Launched in 2013, BakeryScan is an AI that was produced in order to differentiate between hundreds of bread types and output their prices in an instant. The bakery that implemented this technology had several types of bread, yet they could not be wrapped individually, as customers would reject them due to the assumption that they were not fresh. This meant that price labels could not be put on the bread, and the staff at the cashier could not memorise every single type of bread and their prices. Therefore, BakeryScan was developed so that the bread could be identified just by scanning it. The AI played a large role in reducing waiting time while buying bread, helping both the staff and customers.

How AIs Learn

Nowadays, most AIs function via ‘deep-learning’, which means that their databases are built through layers. They start off identifying basic borders and get increasingly complex, eventually analysing entire shapes and faces once supplied with enough varied data. Bakeries that develop different types of bread rapidly may find it different to supply such a large amount of data every time it is required.

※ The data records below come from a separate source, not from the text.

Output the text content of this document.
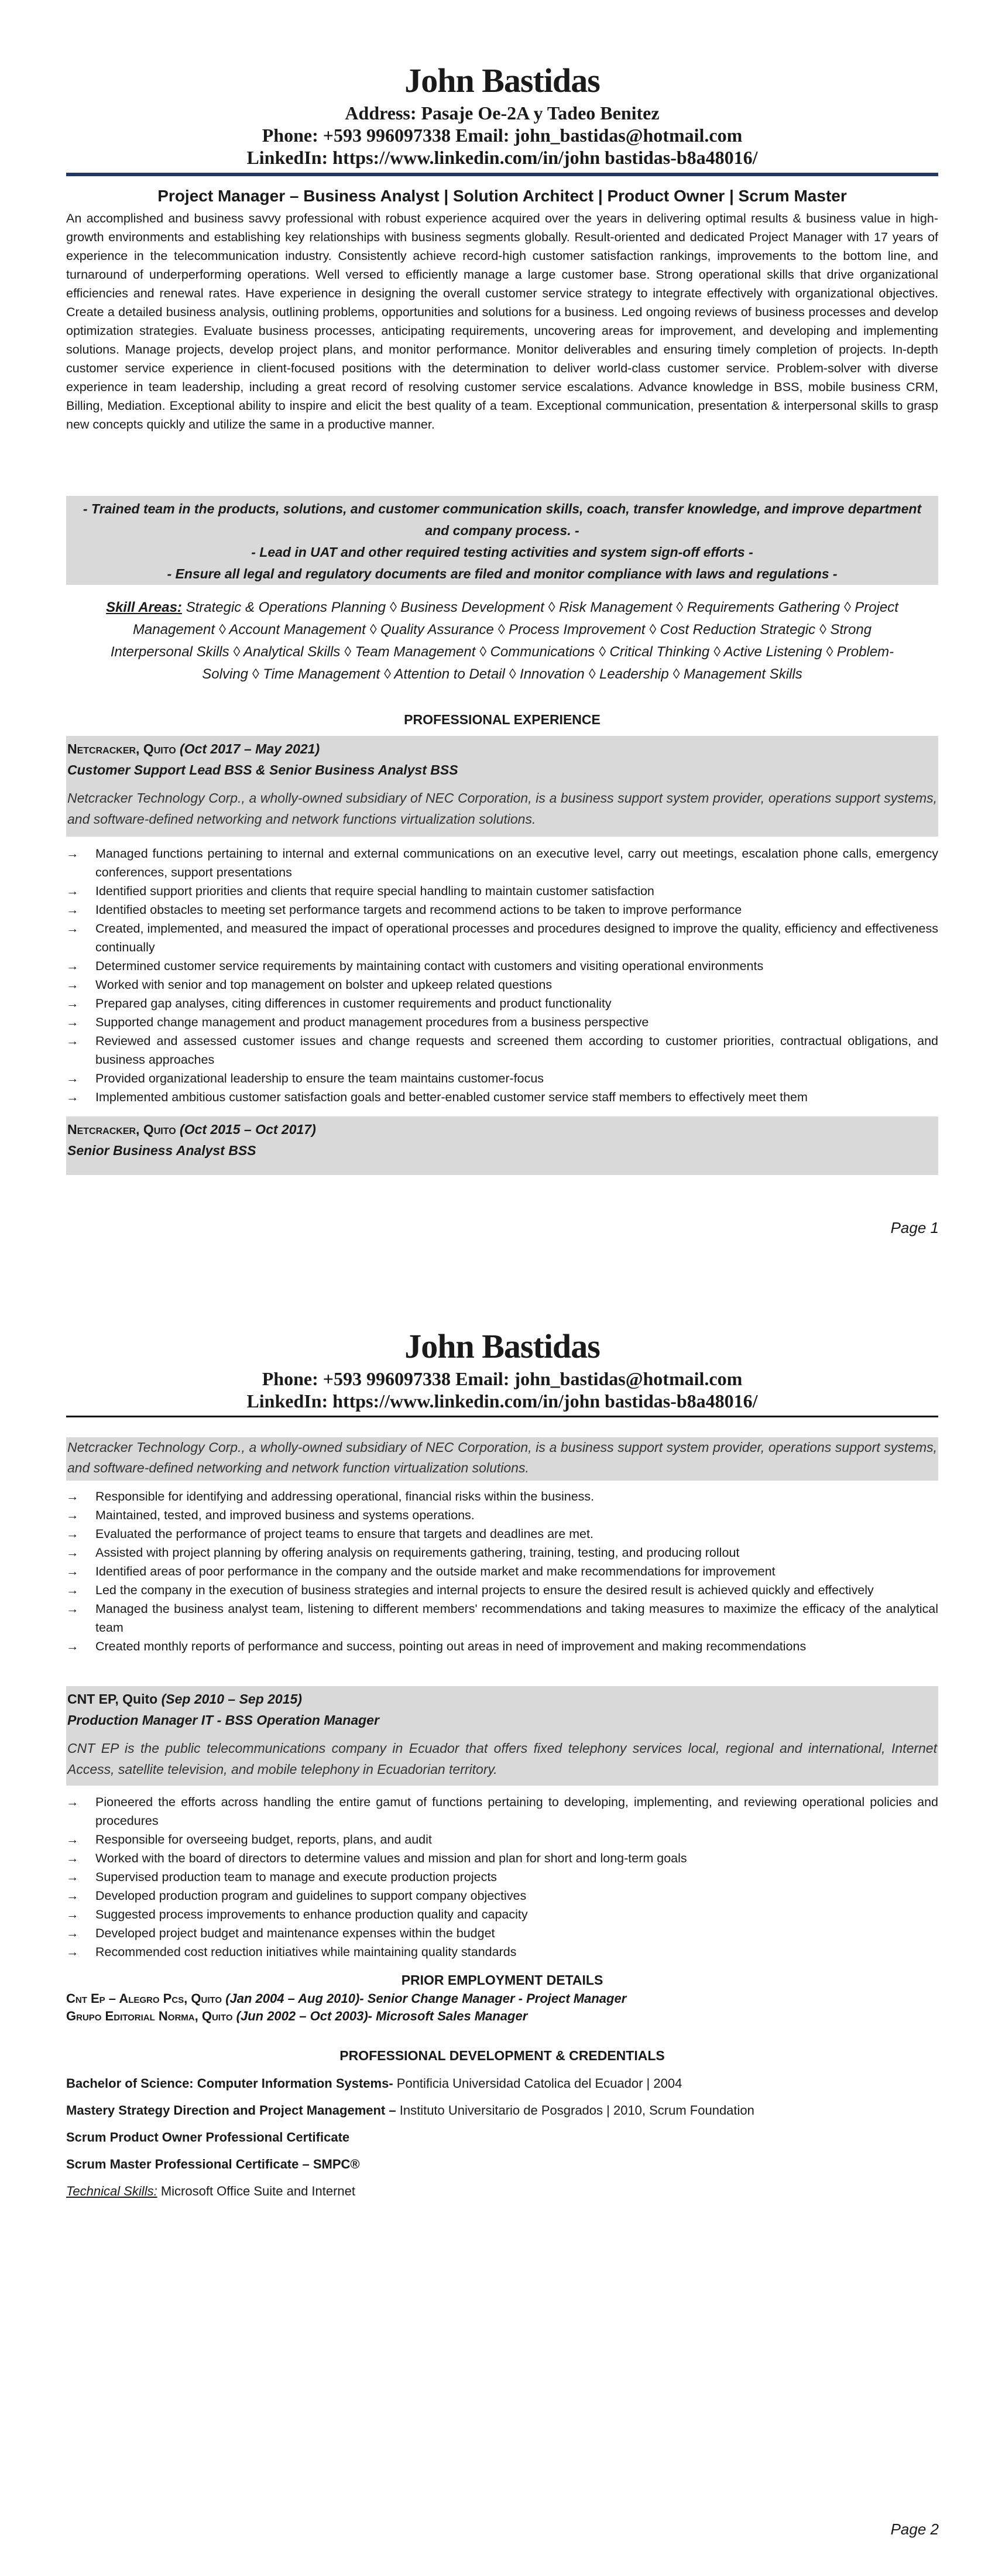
John Bastidas
Address: Pasaje Oe-2A y Tadeo Benitez
Phone: +593 996097338 Email: john_bastidas@hotmail.com
LinkedIn: https://www.linkedin.com/in/john bastidas-b8a48016/
Project Manager – Business Analyst | Solution Architect | Product Owner | Scrum Master
An accomplished and business savvy professional with robust experience acquired over the years in delivering optimal results & business value in high-growth environments and establishing key relationships with business segments globally. Result-oriented and dedicated Project Manager with 17 years of experience in the telecommunication industry. Consistently achieve record-high customer satisfaction rankings, improvements to the bottom line, and turnaround of underperforming operations. Well versed to efficiently manage a large customer base. Strong operational skills that drive organizational efficiencies and renewal rates. Have experience in designing the overall customer service strategy to integrate effectively with organizational objectives. Create a detailed business analysis, outlining problems, opportunities and solutions for a business. Led ongoing reviews of business processes and develop optimization strategies. Evaluate business processes, anticipating requirements, uncovering areas for improvement, and developing and implementing solutions. Manage projects, develop project plans, and monitor performance. Monitor deliverables and ensuring timely completion of projects. In-depth customer service experience in client-focused positions with the determination to deliver world-class customer service. Problem-solver with diverse experience in team leadership, including a great record of resolving customer service escalations. Advance knowledge in BSS, mobile business CRM, Billing, Mediation. Exceptional ability to inspire and elicit the best quality of a team. Exceptional communication, presentation & interpersonal skills to grasp new concepts quickly and utilize the same in a productive manner.
- Trained team in the products, solutions, and customer communication skills, coach, transfer knowledge, and improve department and company process. -
- Lead in UAT and other required testing activities and system sign-off efforts -
- Ensure all legal and regulatory documents are filed and monitor compliance with laws and regulations -
Skill Areas: Strategic & Operations Planning ◊ Business Development ◊ Risk Management ◊ Requirements Gathering ◊ Project Management ◊ Account Management ◊ Quality Assurance ◊ Process Improvement ◊ Cost Reduction Strategic ◊ Strong Interpersonal Skills ◊ Analytical Skills ◊ Team Management ◊ Communications ◊ Critical Thinking ◊ Active Listening ◊ Problem-Solving ◊ Time Management ◊ Attention to Detail ◊ Innovation ◊ Leadership ◊ Management Skills
PROFESSIONAL EXPERIENCE
Netcracker, Quito (Oct 2017 – May 2021)
Customer Support Lead BSS & Senior Business Analyst BSS
Netcracker Technology Corp., a wholly-owned subsidiary of NEC Corporation, is a business support system provider, operations support systems, and software-defined networking and network functions virtualization solutions.
→ Managed functions pertaining to internal and external communications on an executive level, carry out meetings, escalation phone calls, emergency conferences, support presentations
→ Identified support priorities and clients that require special handling to maintain customer satisfaction
→ Identified obstacles to meeting set performance targets and recommend actions to be taken to improve performance
→ Created, implemented, and measured the impact of operational processes and procedures designed to improve the quality, efficiency and effectiveness continually
→ Determined customer service requirements by maintaining contact with customers and visiting operational environments
→ Worked with senior and top management on bolster and upkeep related questions
→ Prepared gap analyses, citing differences in customer requirements and product functionality
→ Supported change management and product management procedures from a business perspective
→ Reviewed and assessed customer issues and change requests and screened them according to customer priorities, contractual obligations, and business approaches
→ Provided organizational leadership to ensure the team maintains customer-focus
→ Implemented ambitious customer satisfaction goals and better-enabled customer service staff members to effectively meet them
Netcracker, Quito (Oct 2015 – Oct 2017)
Senior Business Analyst BSS
Page 1
John Bastidas
Phone: +593 996097338 Email: john_bastidas@hotmail.com
LinkedIn: https://www.linkedin.com/in/john bastidas-b8a48016/
Netcracker Technology Corp., a wholly-owned subsidiary of NEC Corporation, is a business support system provider, operations support systems, and software-defined networking and network function virtualization solutions.
→ Responsible for identifying and addressing operational, financial risks within the business.
→ Maintained, tested, and improved business and systems operations.
→ Evaluated the performance of project teams to ensure that targets and deadlines are met.
→ Assisted with project planning by offering analysis on requirements gathering, training, testing, and producing rollout
→ Identified areas of poor performance in the company and the outside market and make recommendations for improvement
→ Led the company in the execution of business strategies and internal projects to ensure the desired result is achieved quickly and effectively
→ Managed the business analyst team, listening to different members' recommendations and taking measures to maximize the efficacy of the analytical team
→ Created monthly reports of performance and success, pointing out areas in need of improvement and making recommendations
CNT EP, Quito (Sep 2010 – Sep 2015)
Production Manager IT - BSS Operation Manager
CNT EP is the public telecommunications company in Ecuador that offers fixed telephony services local, regional and international, Internet Access, satellite television, and mobile telephony in Ecuadorian territory.
→ Pioneered the efforts across handling the entire gamut of functions pertaining to developing, implementing, and reviewing operational policies and procedures
→ Responsible for overseeing budget, reports, plans, and audit
→ Worked with the board of directors to determine values and mission and plan for short and long-term goals
→ Supervised production team to manage and execute production projects
→ Developed production program and guidelines to support company objectives
→ Suggested process improvements to enhance production quality and capacity
→ Developed project budget and maintenance expenses within the budget
→ Recommended cost reduction initiatives while maintaining quality standards
PRIOR EMPLOYMENT DETAILS
Cnt Ep – Alegro Pcs, Quito (Jan 2004 – Aug 2010)- Senior Change Manager - Project Manager
Grupo Editorial Norma, Quito (Jun 2002 – Oct 2003)- Microsoft Sales Manager
PROFESSIONAL DEVELOPMENT & CREDENTIALS
Bachelor of Science: Computer Information Systems- Pontificia Universidad Catolica del Ecuador | 2004
Mastery Strategy Direction and Project Management – Instituto Universitario de Posgrados | 2010, Scrum Foundation
Scrum Product Owner Professional Certificate
Scrum Master Professional Certificate – SMPC®
Technical Skills: Microsoft Office Suite and Internet
Page 2
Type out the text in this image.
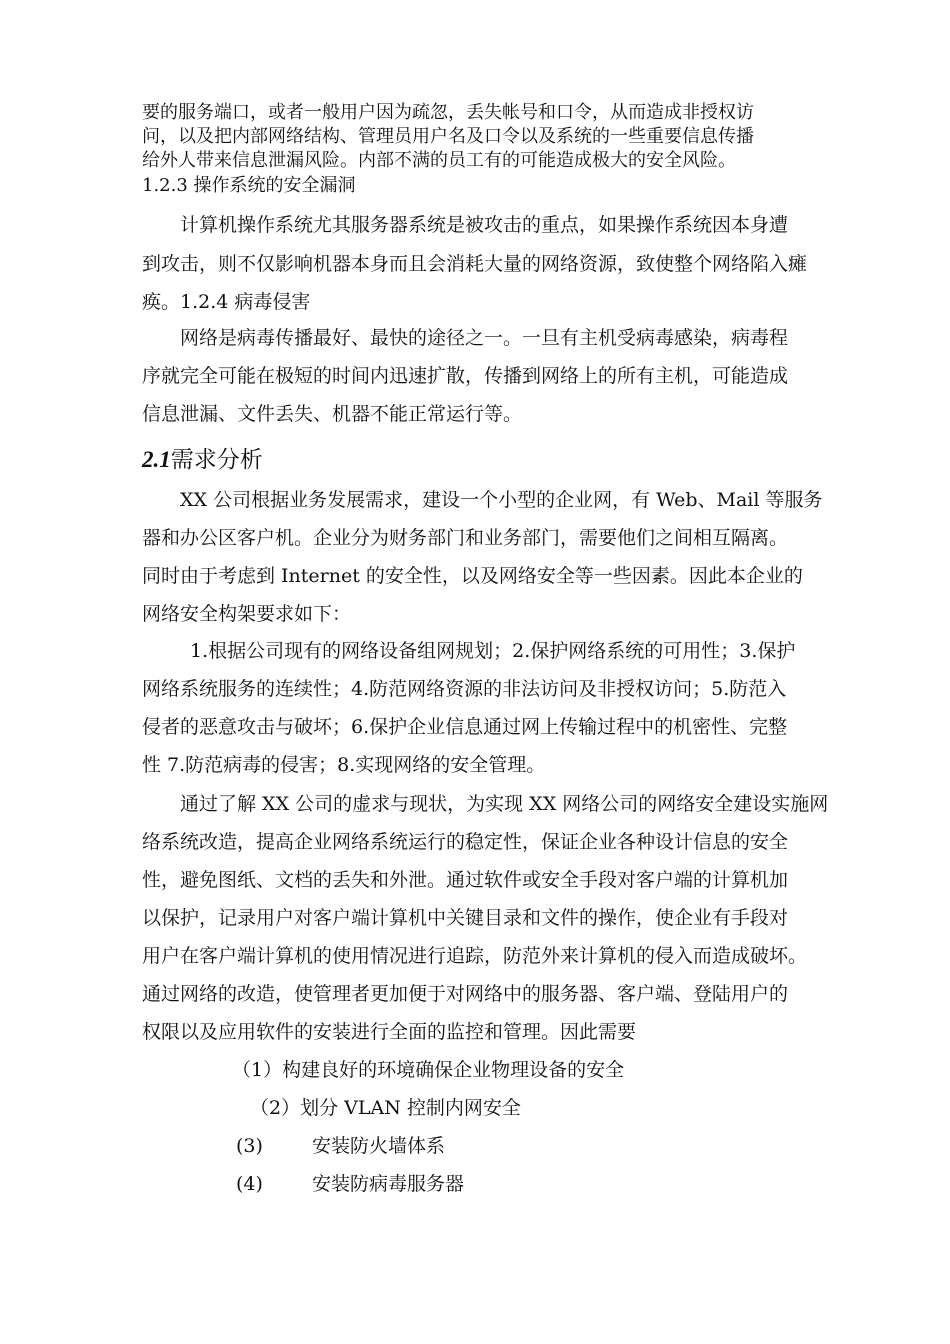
要的服务端口，或者一般用户因为疏忽，丢失帐号和口令，从而造成非授权访
问，以及把内部网络结构、管理员用户名及口令以及系统的一些重要信息传播
给外人带来信息泄漏风险。内部不满的员工有的可能造成极大的安全风险。
1.2.3 操作系统的安全漏洞
计算机操作系统尤其服务器系统是被攻击的重点，如果操作系统因本身遭
到攻击，则不仅影响机器本身而且会消耗大量的网络资源，致使整个网络陷入瘫
痪。1.2.4 病毒侵害
网络是病毒传播最好、最快的途径之一。一旦有主机受病毒感染，病毒程
序就完全可能在极短的时间内迅速扩散，传播到网络上的所有主机，可能造成
信息泄漏、文件丢失、机器不能正常运行等。
2.1需求分析
XX 公司根据业务发展需求，建设一个小型的企业网，有 Web、Mail 等服务
器和办公区客户机。企业分为财务部门和业务部门，需要他们之间相互隔离。
同时由于考虑到 Internet 的安全性，以及网络安全等一些因素。因此本企业的
网络安全构架要求如下：
1.根据公司现有的网络设备组网规划；2.保护网络系统的可用性；3.保护
网络系统服务的连续性；4.防范网络资源的非法访问及非授权访问；5.防范入
侵者的恶意攻击与破坏；6.保护企业信息通过网上传输过程中的机密性、完整
性 7.防范病毒的侵害；8.实现网络的安全管理。
通过了解 XX 公司的虚求与现状，为实现 XX 网络公司的网络安全建设实施网
络系统改造，提高企业网络系统运行的稳定性，保证企业各种设计信息的安全
性，避免图纸、文档的丢失和外泄。通过软件或安全手段对客户端的计算机加
以保护，记录用户对客户端计算机中关键目录和文件的操作，使企业有手段对
用户在客户端计算机的使用情况进行追踪，防范外来计算机的侵入而造成破坏。
通过网络的改造，使管理者更加便于对网络中的服务器、客户端、登陆用户的
权限以及应用软件的安装进行全面的监控和管理。因此需要
（1）构建良好的环境确保企业物理设备的安全
（2）划分 VLAN 控制内网安全
(3)	安装防火墙体系
(4)	安装防病毒服务器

Hence, BakeryScan relied on individual hand-tuning to input examples of each bread and make algorithms for the way lighting and bread that was too close together or torn apart affected how the bread was identified.

Further Developments

In 2017, a doctor realised that bread was slightly similar to cells under a microscope, and contacted the company that developed it, BRAIN, to see if they could provide an AI that could identify cancerous cells as well. The core program within the AI was named AI-Scan, and this was the framework for the program that would identify the cancer cells, Cyto-AiSCAN. AI-Scan was later adapted to be used in a variety of unrelated situations, such as determining the number of people featured within centuries-old woodblock prints.